Warum aber hat ein Torhüter seines Formats beim NLA-Absteiger EHC Kloten angeheuert? Er, der vier Saisons lang Stammgoalie bei Modo und Brynäs in der obersten schwedischen Liga war und zuletzt mit dem EC Salzburg bis in das Play-off-Finale der EBEL vorgestoßen war? Die Antwort von Starkbaum: „Weil das Angebot des EHC Kloten das einzig vorhandene war“.

Trotz seinen ausgezeichneten Leistungen bei Red Bull Salzburg, hatte man ihm keine Vertragsverlängerung angeboten und stattdessen auf den Amerikaner Steve Michalek gesetzt und in Schweden wurden von den an Starkbaum interessierten Clubs schlussendlich doch die einheimischen Goalies zurückgegriffen. Der Grund dafür könnte sein, dass in der EBEL neben den österreichischen Teams auch noch je eines aus Italien, Kroatien, Ungarn und Tschechien spielt, und es keine Ausländerbeschränkung wie in der Schweiz gibt. Somit bekommen österreichische Spieler inklusive Torhüter zu wenig Spielpraxis, was für die österreichische Nationalmannschaft negative Folgen hat.

(Photo: GEPA pictures/ Andreas Pranter)

Dieses Szenario könnte auch dem Schweizer Eishockey drohen, sollte man die Zahl der erlaubten Ausländer erhöhen, worüber zur Zeit gerade diskutiert wird. Ein Grund angegeben für diese Diskussion ist unter anderem die zur Zeit herrschende Knappheit an tauglichen und einheimischen Goalies, welche auch den EHC Kloten dazu veranlasste, einen der beiden Ausländerplätze mit einem ausländischen Torhüter zu besetzen. Die Ironie dabei ist, dass Bernhard Starkbaum in der EBEL von einem Ausländer verdrängt wurde und in der Schweiz einem Schweizer den Platz wegnimmt.

Hergestellt wurde die Verbindung zu Kloten vom Schweizer Roger Bader, österreichischer Nationaltrainer mit Klotener Vergangenheit (Assistenzcoach).
Seit gut einem Monat weilt Bernhard Starkbaum in der Flughafenstadt Kloten, seine Ehefrau und die beiden Kinder folgten ihm in der letzten Woche nach.
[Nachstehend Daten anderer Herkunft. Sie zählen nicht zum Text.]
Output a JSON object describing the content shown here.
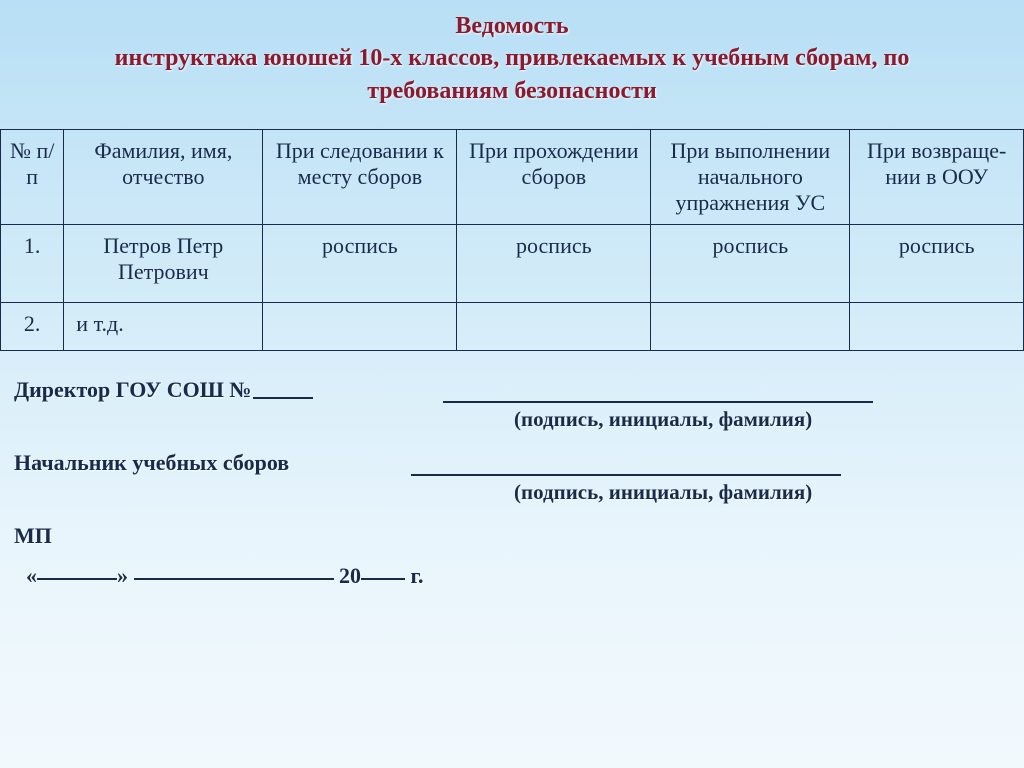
{
  "title": {
    "line1": "Ведомость",
    "line2": "инструктажа юношей 10-х классов, привлекаемых к учебным сборам, по",
    "line3": "требованиям безопасности"
  },
  "table": {
    "headers": {
      "num": "№ п/п",
      "name": "Фамилия, имя, отчество",
      "c3": "При следовании к месту сборов",
      "c4": "При прохождении сборов",
      "c5": "При выполнении начального упражнения УС",
      "c6": "При возвраще-нии в ООУ"
    },
    "rows": [
      {
        "num": "1.",
        "name": "Петров Петр Петрович",
        "c3": "роспись",
        "c4": "роспись",
        "c5": "роспись",
        "c6": "роспись"
      },
      {
        "num": "2.",
        "name": "и т.д.",
        "c3": "",
        "c4": "",
        "c5": "",
        "c6": ""
      }
    ]
  },
  "signatures": {
    "director_label": "Директор ГОУ СОШ №",
    "chief_label": "Начальник учебных сборов",
    "hint": "(подпись, инициалы, фамилия)",
    "mp": "МП",
    "date_open": "«",
    "date_close": "»",
    "date_year_prefix": " 20",
    "date_year_suffix": " г."
  }
}
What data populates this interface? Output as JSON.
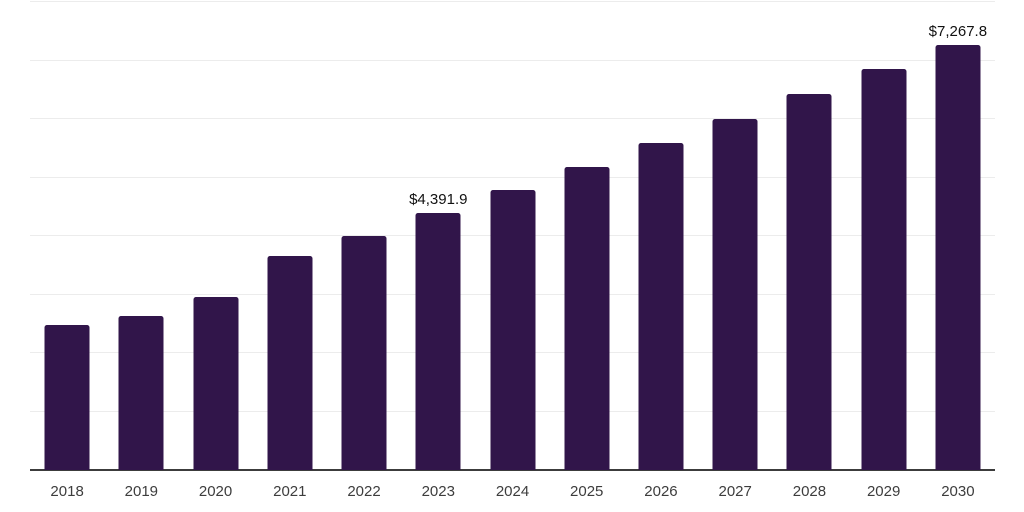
{
  "chart_data": {
    "type": "bar",
    "title": "",
    "xlabel": "",
    "ylabel": "",
    "categories": [
      "2018",
      "2019",
      "2020",
      "2021",
      "2022",
      "2023",
      "2024",
      "2025",
      "2026",
      "2027",
      "2028",
      "2029",
      "2030"
    ],
    "values": [
      2478,
      2632,
      2966,
      3657,
      4000,
      4391.9,
      4780,
      5178,
      5598,
      6000,
      6436,
      6862,
      7267.8
    ],
    "labeled_points": [
      {
        "category": "2023",
        "label": "$4,391.9"
      },
      {
        "category": "2030",
        "label": "$7,267.8"
      }
    ],
    "ylim": [
      0,
      8000
    ],
    "gridline_step": 1000,
    "grid": "horizontal-only",
    "y_tick_labels_visible": false,
    "legend": "none",
    "colors": {
      "bar": "#31154a",
      "gridline": "#ececec",
      "axis_line": "#3c3c3c",
      "tick_label": "#3d3d3d",
      "value_label": "#111111",
      "background": "#ffffff"
    }
  }
}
Viel von der Schweiz hat Starkbaum bisher noch nicht gesehen, hat aber das Gefühl, dass die Schweizer ebenso wie die Schweden, zurückhaltender seien als seine impulsiveren Landsleute.
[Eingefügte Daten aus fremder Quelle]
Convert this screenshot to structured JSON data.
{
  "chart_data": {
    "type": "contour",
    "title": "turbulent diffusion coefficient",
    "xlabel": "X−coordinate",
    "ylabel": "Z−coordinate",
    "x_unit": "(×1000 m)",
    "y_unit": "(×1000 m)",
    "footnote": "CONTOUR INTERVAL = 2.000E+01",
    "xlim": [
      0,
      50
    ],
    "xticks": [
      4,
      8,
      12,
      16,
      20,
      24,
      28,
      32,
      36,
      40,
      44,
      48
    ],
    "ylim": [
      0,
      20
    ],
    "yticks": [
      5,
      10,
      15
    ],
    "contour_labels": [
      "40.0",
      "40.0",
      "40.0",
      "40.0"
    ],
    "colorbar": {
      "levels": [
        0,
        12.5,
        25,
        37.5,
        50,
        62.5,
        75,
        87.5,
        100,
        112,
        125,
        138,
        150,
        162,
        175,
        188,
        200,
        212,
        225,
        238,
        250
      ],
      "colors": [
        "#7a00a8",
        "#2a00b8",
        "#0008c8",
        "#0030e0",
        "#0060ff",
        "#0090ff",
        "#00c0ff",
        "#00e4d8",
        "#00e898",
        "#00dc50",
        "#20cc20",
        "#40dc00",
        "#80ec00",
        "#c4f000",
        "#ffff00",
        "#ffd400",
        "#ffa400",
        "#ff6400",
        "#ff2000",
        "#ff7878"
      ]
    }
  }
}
Ausruhen will sich Starkbaum in der NLB nicht, sondern mit jedem Tag besser werden und Kloten Trainer André Rötheli hofft, dass Starkbaums Ehrgeiz und Professionalität auf die restliche Mannschaft des EHC Kloten übergreift. Starkbaum hatte bei Kloten einen 1-Jahreskontrakt unterschrieben und der Keeper sagt sich, warum nicht mit Kloten in der anstehenden Saison aufsteigen und dann verlängern?